L’appréciation concrète des éléments justificatifs. La motivation de la décision s’appuie sur une analyse concrète des rapports des organes de la procédure. « Attendu qu’il ressort du rapport du mandataire judiciaire et des débats que la poursuite d’activité peut être autorisée en raison de l’existence sérieuse de possibilités de redressement et de règlement du passif » (Motifs). Le tribunal prend également en compte la bonne tenue de l’activité durant la période écoulée. Cette appréciation in concreto permet d’évaluer la viabilité future de l’entreprise.

Les obligations procédurales et les perspectives futures

Le renforcement du contrôle pendant la période renouvelée. La décision impose au débiteur des obligations strictes de transparence financière avant la prochaine audience. « Dit que le débiteur doit, conformément à l’article R. 622-9 du Code de Commerce, informer le mandataire judiciaire […] de ses résultats d’exploitation, sa situation de trésorerie, sa capacité à faire face aux dettes » (Dispositif). Cette injonction vise à assurer un suivi rigoureux de la trésorerie et de l’évolution des dettes. Elle rejoint l’exigence de communication financière régulière soulignée par d’autres juridictions. « Le débiteur respecte l’engagement pris depuis l’ouverture de la procédure constituant en la communication mensuel du récapitulatif de ses recettes et dépenses ainsi que l’état de la trésorerie » (Tribunal de commerce de commerce de La Rochelle, le 13 mai 2025, n°2025001183).

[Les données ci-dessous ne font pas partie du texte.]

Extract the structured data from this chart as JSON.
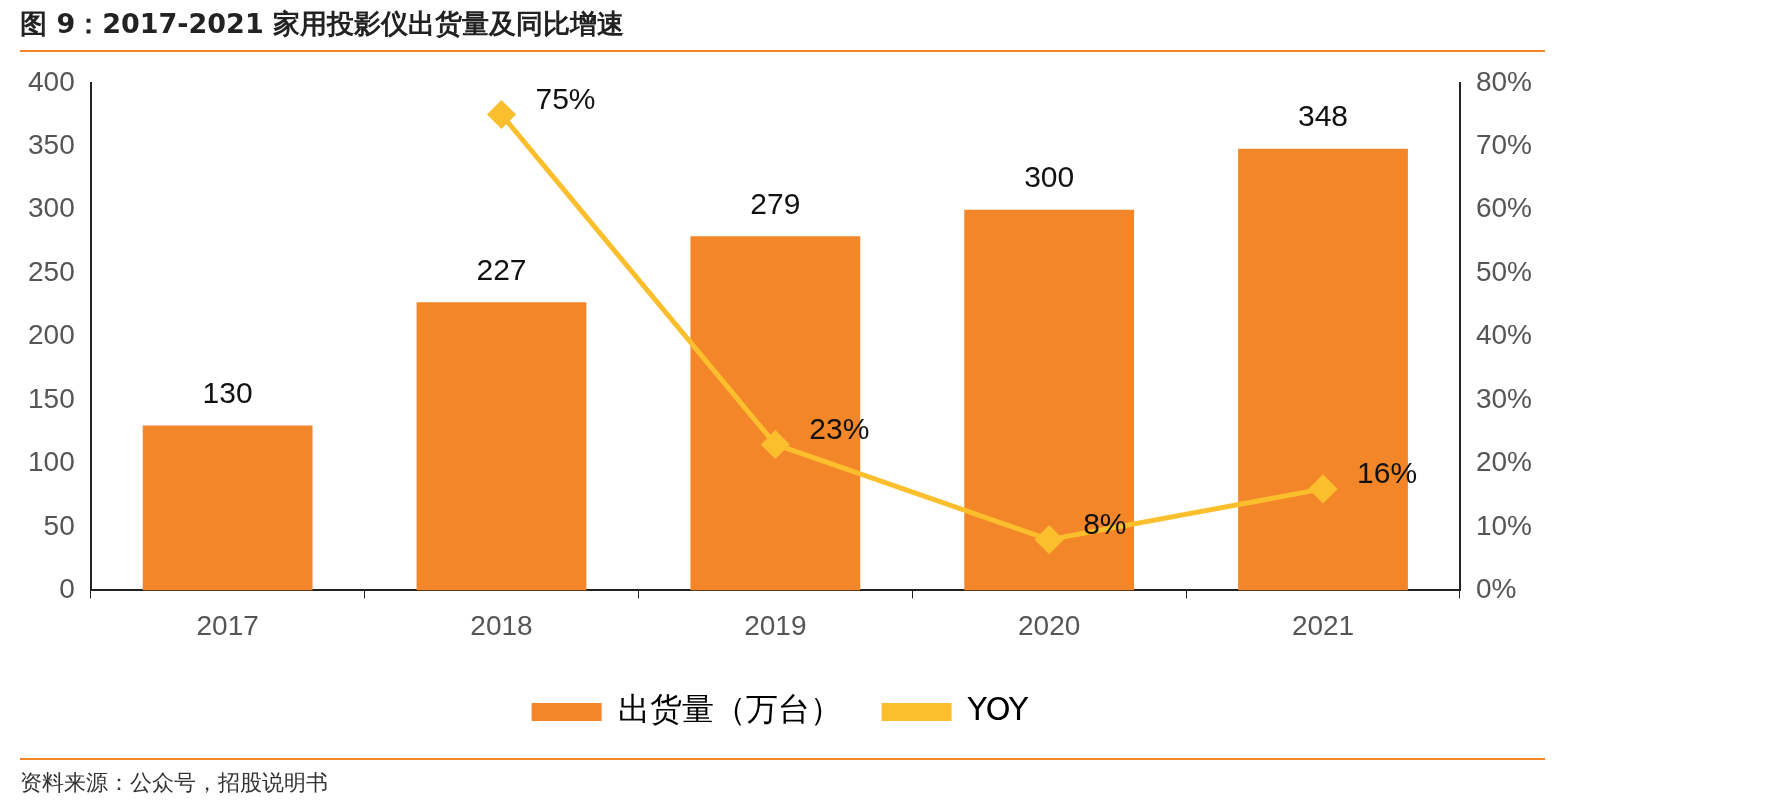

L’encadrement strict des délais et l’issue de la procédure. Le tribunal fixe une audience de clôture pour statuer sur le plan ou une éventuelle liquidation. Il rappelle ainsi le caractère temporaire et encadré de la période d’observation renouvelée. Cette mise en demeure anticipe l’échéance et conditionne le maintien de la procédure à des résultats tangibles. La décision illustre la volonté des juges de concilier une chance accordée au redressement avec la sécurité des créanciers. Elle s’inscrit dans la logique d’une procédure dont les prolongations restent strictement limitées par la loi.

Source : Cour de cassation – Base Open Data « Judilibre » & « Légifrance ».